Yeah, this is almost the sentiment behind the snarky comment I made that got voted down.

The difference is I am not so pessimistic about those UI-based ETL systems because I did a deep dive on the architecture of those and even worked for a startup that built one. I've seen how the industry's fixation on raw performance has kept ETL systems using a relational model that is hell to program for complex jobs -- I pitched a next generation system to a very acquisitive leader in this space and got shot down because my system wasn't friendly to storage locality and SIMD instructions. (That startup had the right idea of passing 'JSON' documents between the lines and the boxes but never settled exactly what the algebra was for those things, how to close event pipelines in the end properly so you always get the right results, ...)

Those "integration builders" though strike me a way of replacing a 10 line Python script with incredible tedium and "you can't get from here to there" experiences. That leads me to say things like "When I hear the word 'integration' I reach for my gun."

Check out Make, n8n, workflow86

Agree that coded integrations are still very relevant, but the addressable surface for UI is pretty large now.

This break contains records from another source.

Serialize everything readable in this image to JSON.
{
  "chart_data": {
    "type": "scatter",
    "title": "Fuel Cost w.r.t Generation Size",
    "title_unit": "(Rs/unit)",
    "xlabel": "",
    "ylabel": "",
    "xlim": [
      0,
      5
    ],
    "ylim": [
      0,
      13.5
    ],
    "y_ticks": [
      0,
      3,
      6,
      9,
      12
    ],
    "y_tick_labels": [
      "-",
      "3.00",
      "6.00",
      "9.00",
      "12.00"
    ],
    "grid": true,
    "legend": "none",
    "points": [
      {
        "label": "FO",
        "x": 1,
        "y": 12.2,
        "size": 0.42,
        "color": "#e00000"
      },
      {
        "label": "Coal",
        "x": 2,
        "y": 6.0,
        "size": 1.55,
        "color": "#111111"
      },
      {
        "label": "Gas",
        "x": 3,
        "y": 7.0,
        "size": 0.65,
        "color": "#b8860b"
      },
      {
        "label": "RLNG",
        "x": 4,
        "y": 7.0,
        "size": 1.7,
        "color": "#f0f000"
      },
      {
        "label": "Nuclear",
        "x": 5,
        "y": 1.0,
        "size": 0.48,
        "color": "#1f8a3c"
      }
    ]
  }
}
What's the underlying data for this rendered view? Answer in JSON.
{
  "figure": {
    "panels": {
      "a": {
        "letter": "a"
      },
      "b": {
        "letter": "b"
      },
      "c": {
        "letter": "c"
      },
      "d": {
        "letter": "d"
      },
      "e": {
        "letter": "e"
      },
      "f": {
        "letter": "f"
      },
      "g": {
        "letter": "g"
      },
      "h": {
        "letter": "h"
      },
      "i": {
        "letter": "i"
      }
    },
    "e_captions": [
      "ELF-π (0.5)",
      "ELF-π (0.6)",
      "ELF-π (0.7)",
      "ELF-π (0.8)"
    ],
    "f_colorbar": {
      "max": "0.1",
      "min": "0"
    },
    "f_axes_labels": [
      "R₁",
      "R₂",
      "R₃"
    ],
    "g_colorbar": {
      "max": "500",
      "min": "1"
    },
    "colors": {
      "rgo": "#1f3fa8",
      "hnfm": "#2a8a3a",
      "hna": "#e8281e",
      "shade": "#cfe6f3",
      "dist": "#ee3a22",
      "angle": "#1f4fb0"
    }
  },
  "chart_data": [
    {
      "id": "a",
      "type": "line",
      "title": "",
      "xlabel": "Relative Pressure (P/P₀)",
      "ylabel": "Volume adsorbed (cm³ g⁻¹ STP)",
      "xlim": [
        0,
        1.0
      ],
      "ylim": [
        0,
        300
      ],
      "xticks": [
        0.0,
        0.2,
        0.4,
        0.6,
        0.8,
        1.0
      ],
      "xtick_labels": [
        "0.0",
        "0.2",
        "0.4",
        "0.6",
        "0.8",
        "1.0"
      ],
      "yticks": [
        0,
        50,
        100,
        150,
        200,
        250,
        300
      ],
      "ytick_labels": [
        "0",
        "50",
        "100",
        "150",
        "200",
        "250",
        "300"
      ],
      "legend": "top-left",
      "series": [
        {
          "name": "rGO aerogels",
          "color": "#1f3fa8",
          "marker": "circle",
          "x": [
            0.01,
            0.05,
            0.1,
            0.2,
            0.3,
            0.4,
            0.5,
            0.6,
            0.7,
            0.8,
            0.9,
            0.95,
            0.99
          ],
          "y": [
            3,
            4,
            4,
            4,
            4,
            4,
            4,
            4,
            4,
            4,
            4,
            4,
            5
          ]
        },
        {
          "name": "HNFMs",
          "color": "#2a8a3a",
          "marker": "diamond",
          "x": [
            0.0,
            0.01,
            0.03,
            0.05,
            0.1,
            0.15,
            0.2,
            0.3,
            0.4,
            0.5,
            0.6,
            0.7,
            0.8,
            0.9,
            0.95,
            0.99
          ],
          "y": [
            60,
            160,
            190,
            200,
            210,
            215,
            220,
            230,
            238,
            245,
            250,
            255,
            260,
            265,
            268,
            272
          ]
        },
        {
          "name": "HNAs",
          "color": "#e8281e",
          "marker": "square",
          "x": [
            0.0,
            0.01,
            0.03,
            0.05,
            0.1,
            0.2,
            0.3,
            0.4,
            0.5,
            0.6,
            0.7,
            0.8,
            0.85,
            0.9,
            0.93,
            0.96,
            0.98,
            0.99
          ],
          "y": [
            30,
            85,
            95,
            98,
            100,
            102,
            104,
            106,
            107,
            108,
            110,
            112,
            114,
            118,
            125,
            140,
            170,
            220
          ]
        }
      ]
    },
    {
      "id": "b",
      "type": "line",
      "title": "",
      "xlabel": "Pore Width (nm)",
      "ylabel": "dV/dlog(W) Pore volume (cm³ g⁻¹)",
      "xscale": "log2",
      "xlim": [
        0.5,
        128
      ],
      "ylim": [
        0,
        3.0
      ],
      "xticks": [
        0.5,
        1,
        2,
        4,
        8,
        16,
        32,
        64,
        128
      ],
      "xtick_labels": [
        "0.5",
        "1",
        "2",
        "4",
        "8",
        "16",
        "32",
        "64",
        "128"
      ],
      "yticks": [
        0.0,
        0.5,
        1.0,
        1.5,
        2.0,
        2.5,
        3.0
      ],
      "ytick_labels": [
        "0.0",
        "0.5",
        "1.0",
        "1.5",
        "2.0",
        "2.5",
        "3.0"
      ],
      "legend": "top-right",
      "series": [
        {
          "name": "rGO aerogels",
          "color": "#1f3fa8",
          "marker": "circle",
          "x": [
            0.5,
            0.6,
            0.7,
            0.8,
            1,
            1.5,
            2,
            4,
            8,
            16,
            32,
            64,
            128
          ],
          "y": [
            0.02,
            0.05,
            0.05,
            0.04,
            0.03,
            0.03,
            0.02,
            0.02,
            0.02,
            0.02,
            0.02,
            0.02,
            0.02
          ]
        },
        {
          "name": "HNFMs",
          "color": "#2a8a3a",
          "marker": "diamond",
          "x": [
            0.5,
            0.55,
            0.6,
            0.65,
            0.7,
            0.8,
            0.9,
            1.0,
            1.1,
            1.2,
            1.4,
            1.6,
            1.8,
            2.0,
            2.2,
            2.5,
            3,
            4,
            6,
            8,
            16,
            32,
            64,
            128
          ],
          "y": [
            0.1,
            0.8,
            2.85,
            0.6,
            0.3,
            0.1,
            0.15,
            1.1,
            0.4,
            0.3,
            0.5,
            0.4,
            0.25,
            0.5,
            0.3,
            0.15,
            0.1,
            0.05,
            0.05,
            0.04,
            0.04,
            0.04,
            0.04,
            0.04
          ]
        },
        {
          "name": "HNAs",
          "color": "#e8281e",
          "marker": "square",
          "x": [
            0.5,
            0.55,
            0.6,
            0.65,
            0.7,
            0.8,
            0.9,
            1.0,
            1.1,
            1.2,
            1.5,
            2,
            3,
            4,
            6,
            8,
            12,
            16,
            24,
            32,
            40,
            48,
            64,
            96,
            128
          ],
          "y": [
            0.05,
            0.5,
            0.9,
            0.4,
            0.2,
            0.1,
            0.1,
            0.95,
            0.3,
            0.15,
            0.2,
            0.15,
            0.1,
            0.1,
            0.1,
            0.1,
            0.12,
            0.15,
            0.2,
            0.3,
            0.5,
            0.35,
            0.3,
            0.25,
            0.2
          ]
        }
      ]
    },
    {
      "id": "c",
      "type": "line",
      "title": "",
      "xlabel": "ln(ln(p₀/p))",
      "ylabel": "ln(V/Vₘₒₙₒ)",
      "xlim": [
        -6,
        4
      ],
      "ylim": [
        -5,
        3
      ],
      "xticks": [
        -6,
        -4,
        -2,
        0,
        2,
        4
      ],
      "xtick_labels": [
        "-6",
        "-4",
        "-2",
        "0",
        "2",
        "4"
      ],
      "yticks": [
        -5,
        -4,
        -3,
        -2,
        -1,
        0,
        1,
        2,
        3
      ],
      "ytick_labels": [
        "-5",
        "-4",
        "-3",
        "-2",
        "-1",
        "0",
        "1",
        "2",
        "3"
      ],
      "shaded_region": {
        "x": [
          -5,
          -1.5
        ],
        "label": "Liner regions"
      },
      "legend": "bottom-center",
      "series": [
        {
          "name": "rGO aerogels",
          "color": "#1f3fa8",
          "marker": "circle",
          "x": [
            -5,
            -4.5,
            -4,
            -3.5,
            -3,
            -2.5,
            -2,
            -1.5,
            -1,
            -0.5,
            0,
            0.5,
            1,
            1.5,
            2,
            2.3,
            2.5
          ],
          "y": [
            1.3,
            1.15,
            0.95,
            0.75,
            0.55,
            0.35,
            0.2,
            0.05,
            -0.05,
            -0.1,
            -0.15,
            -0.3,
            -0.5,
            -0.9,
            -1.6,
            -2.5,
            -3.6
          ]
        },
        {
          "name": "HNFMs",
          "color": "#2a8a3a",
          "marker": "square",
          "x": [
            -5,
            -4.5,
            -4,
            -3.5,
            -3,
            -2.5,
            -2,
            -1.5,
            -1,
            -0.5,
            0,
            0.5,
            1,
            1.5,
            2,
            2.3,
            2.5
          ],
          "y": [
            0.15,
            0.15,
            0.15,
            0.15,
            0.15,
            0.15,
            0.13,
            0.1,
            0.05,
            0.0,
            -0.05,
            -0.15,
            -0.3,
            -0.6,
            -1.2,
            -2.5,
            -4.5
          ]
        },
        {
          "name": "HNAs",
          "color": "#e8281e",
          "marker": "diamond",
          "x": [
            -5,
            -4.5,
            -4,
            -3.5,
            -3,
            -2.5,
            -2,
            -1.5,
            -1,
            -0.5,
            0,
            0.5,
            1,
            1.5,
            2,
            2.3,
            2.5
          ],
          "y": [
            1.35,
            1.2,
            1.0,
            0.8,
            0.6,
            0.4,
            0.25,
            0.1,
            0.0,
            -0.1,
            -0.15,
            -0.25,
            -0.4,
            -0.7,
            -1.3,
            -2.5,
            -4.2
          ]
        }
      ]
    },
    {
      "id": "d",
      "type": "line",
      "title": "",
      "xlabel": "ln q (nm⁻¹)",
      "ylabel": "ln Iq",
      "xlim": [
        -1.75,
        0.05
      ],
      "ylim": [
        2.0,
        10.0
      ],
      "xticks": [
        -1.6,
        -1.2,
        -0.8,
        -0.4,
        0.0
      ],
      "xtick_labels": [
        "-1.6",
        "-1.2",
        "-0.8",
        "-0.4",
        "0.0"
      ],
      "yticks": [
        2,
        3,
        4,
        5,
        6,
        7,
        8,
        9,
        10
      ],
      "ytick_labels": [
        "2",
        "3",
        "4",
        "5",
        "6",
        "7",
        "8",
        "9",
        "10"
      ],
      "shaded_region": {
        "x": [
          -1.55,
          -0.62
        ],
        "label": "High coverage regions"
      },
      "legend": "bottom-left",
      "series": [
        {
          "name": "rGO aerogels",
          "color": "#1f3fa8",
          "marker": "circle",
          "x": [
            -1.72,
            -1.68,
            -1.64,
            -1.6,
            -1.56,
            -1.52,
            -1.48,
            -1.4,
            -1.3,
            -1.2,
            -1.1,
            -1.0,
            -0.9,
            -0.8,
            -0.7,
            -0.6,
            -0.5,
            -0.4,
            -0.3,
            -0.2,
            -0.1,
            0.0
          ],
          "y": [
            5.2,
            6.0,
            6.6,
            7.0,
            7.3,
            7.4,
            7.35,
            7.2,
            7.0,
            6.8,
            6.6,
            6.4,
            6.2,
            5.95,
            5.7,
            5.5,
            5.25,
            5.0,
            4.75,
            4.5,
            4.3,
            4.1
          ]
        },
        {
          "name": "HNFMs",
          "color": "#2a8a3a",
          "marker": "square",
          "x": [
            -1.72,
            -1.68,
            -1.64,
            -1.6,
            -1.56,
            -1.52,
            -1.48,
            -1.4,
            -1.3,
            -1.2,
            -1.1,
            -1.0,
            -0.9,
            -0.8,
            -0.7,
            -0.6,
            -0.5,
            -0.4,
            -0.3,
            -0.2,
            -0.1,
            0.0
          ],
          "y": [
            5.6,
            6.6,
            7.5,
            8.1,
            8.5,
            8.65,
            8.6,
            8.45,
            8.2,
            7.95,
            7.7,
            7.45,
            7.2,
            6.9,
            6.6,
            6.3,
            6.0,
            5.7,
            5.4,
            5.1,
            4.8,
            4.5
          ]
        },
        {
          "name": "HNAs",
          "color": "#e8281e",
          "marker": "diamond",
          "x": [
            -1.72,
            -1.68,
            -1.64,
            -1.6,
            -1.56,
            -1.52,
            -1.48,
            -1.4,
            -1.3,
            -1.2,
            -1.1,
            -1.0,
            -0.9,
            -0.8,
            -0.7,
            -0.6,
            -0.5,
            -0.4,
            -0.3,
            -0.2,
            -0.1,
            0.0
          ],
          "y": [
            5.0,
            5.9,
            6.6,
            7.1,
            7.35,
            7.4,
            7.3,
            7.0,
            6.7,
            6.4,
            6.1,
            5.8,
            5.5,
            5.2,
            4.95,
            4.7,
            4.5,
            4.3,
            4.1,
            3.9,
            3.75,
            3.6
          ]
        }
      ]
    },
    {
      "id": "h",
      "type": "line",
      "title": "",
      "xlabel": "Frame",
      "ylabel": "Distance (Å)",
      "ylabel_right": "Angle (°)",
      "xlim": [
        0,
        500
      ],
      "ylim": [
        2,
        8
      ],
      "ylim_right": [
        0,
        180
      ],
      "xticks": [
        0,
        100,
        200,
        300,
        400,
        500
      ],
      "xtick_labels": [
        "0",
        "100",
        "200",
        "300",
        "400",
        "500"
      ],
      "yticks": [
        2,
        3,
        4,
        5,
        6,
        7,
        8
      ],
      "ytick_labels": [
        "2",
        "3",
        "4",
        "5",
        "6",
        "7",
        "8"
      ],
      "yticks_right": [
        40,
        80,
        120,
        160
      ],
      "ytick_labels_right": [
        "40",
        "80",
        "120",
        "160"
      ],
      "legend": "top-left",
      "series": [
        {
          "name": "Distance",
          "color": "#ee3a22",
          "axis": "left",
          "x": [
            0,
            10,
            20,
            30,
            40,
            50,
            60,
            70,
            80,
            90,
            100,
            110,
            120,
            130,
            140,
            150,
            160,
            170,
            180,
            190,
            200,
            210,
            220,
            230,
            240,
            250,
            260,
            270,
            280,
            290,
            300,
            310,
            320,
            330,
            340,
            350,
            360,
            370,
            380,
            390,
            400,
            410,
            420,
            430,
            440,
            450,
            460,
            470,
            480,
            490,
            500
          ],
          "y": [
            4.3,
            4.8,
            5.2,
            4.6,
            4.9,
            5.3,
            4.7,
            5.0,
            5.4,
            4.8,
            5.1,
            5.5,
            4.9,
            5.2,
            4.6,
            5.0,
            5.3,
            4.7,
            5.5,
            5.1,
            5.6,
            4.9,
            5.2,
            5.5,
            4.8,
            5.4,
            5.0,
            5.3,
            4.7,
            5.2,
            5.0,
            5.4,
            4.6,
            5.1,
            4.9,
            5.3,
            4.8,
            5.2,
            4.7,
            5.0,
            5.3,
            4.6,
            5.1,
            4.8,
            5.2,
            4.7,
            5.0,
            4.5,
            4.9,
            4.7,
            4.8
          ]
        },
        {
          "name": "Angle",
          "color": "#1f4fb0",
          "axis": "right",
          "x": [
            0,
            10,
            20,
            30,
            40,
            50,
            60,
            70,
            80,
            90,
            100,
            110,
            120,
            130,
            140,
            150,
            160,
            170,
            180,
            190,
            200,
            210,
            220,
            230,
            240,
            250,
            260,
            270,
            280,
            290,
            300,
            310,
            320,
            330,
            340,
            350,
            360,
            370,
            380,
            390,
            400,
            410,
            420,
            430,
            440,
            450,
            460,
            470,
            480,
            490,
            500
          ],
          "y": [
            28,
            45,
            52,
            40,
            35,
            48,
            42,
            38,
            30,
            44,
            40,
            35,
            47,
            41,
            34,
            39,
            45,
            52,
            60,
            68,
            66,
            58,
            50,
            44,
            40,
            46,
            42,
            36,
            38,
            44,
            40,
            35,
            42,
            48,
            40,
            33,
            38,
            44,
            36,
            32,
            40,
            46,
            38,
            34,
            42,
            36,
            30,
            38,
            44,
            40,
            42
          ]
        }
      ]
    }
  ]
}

Is there any open source, embeddable alternatives or frameworks? I've got an ETL DSL that is fully serializable and I've been looking to create a UI tool for it.
I don't know of a solution for ETL DSL -> UI but https://github.com/lowdefy/lowdefy goes from a DSL to internal web apps. Perhaps some inspiration could be taken from there. Good luck!
Thats pretty fascinating stuff, thanks for the recommendation.
Maybe Airbyte if I understand what you're asking correctly.
Ah right. Yeah, reverse-engineering Airbyte's DSL and just "borrowing" their UI generation may be the move.
> UI based flows for integrations are as bad

Right but in the same breath we should mention all code is terrible.

Depends where those UIs are on. If you have some sort of agreement set in place where they won't update the interface, then this is very much possible.

If it is relying on an 3rd party platform that you can't control and not know when UI changes are coming, then it can be bad for criticality.

However, I fail to know how urgent criticality is in ETL space, especially when UI changes can be as simple as "theres a new button" or "margin on form changed". The key process features and UI related to it would rarely change.

How about catering to non-programmers?
There is a space for that for sure, but when things get serious, the programming bit is 10% of the capability, domain knowledge, data expertise and SQL become more relevant. Those skills are not fulfilled with UI tools. Sometimes in fact UI tools make the skill gap bigger because new hires might know SQL, but for sure don't know your expensive proprietary tool of choice.
Zapier could easily add a DSL that mirrors their UI. It's not the UI that makes it powerful, it's the integrations and workflow.

My approach to integration for ETL was a DSL.

UI is bad for ETL...huh? I hope you're not talking about Stitch/Fivetran, because they're a godsend in my experience.